I explored the beach from one end to the other and
found a beautiful palm tree leaning out over the beach as you see in every
picture in the Caribbean. Back at the hotel I was looking through a large book
exchange collection that was mostly in German or French, when I came across an
autobiography of Bob Dylan in English. I decided to take it. I learned to
listen to him on my Australian west coast trip with Damien, so I figured it
might be a good book to learn more about him.
The afternoon past at a leisurely pace as I spent a
couple of hours in the very warm water, spent some time reading and just
relaxing. I had dinner in the hotel restaurant. They had a bbq dinner, so I had
a cob of corn, a baked potato and a skewer of chicken, peppers, onion and
pineapple. Then I went up to the rooftop bar hoping to meet some western
tourists, but the only people there were young Thai couples. So I had one beer
and read the Dylan book then called it a night.
Tuesday, May 1st.
After breakfast I rented a scooter from the hotel for
the day at 250 Bhat, or $10. I spent most of the day riding around this 16
square kilometre island exploring all the roads. This is a flat island compared
to Koh Chang. There are only 450 inhabits apparently, and most of them work for
the tourist trade or as farmers. Much of the island has been turned over to
rubber plantations.
I checked out other resorts and hotels and didn’t find
many better than where I was staying, and I only found one other beach that was
comparable, but its bottom was not as sandy as the one I was staying on. It was
at the pier where I landed yesterday.
So, this time I think I booked the best place available. However, I
stayed there for a couple of hours soaking in the shallow warm water. Today I
wore my Easter Island hat and a t-shirt as I got too much sun yesterday.

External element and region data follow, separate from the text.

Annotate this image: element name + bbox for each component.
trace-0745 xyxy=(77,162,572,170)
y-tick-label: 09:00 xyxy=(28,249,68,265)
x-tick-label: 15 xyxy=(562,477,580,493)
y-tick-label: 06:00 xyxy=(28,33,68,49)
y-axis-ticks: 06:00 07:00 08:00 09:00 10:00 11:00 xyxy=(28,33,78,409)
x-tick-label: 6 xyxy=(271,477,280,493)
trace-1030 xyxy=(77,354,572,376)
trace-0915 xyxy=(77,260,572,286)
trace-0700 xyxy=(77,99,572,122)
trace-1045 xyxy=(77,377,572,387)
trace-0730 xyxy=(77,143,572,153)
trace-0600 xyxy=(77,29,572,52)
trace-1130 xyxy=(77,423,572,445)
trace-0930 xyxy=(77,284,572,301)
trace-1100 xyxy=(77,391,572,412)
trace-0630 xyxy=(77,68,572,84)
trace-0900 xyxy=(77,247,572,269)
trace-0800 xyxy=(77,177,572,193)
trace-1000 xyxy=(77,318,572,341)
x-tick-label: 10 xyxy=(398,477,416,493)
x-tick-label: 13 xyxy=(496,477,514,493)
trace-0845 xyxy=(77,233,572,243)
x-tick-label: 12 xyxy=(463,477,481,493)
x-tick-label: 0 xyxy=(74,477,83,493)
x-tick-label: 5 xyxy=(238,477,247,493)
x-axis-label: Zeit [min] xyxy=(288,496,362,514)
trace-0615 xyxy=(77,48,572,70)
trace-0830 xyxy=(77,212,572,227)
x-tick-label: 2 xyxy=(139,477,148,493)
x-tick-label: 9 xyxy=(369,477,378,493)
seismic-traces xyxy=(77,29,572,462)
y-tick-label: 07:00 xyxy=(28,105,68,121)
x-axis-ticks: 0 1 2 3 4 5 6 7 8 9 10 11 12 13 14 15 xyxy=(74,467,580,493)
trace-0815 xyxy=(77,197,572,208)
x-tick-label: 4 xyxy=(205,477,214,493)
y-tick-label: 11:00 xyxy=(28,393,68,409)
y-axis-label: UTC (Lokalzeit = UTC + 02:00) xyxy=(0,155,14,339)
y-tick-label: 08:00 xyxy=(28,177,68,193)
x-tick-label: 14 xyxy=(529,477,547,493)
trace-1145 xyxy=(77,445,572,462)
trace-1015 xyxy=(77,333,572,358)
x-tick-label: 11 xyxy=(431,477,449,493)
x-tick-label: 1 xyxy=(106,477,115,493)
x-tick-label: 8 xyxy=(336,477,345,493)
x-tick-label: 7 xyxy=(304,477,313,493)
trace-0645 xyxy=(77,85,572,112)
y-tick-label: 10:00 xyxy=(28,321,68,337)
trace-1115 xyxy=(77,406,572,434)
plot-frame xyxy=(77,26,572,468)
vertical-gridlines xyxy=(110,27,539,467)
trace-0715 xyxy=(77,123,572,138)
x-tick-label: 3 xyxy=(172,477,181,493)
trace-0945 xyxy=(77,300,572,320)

Later in the day, I rode back to my hotel and hung out
on the beach there. The water there is rougher than on the other side of the
island where it was very calm.
There is not much on the island other than a couple of
beaches, some hotels and a few shops and restaurants. I can’t imagine who would
eat the at the local restaurants, certainly not western tourists. This island
has mostly Thai tourists and the hotel I am staying at has a pier where there
are two boats with 3 x 250 horsepower boats that take tourists back and forth to
the mainland.
I enjoyed a nice dinner and a beer and then headed off
to my room to finish reading Gut and continue reading Bob Dylan.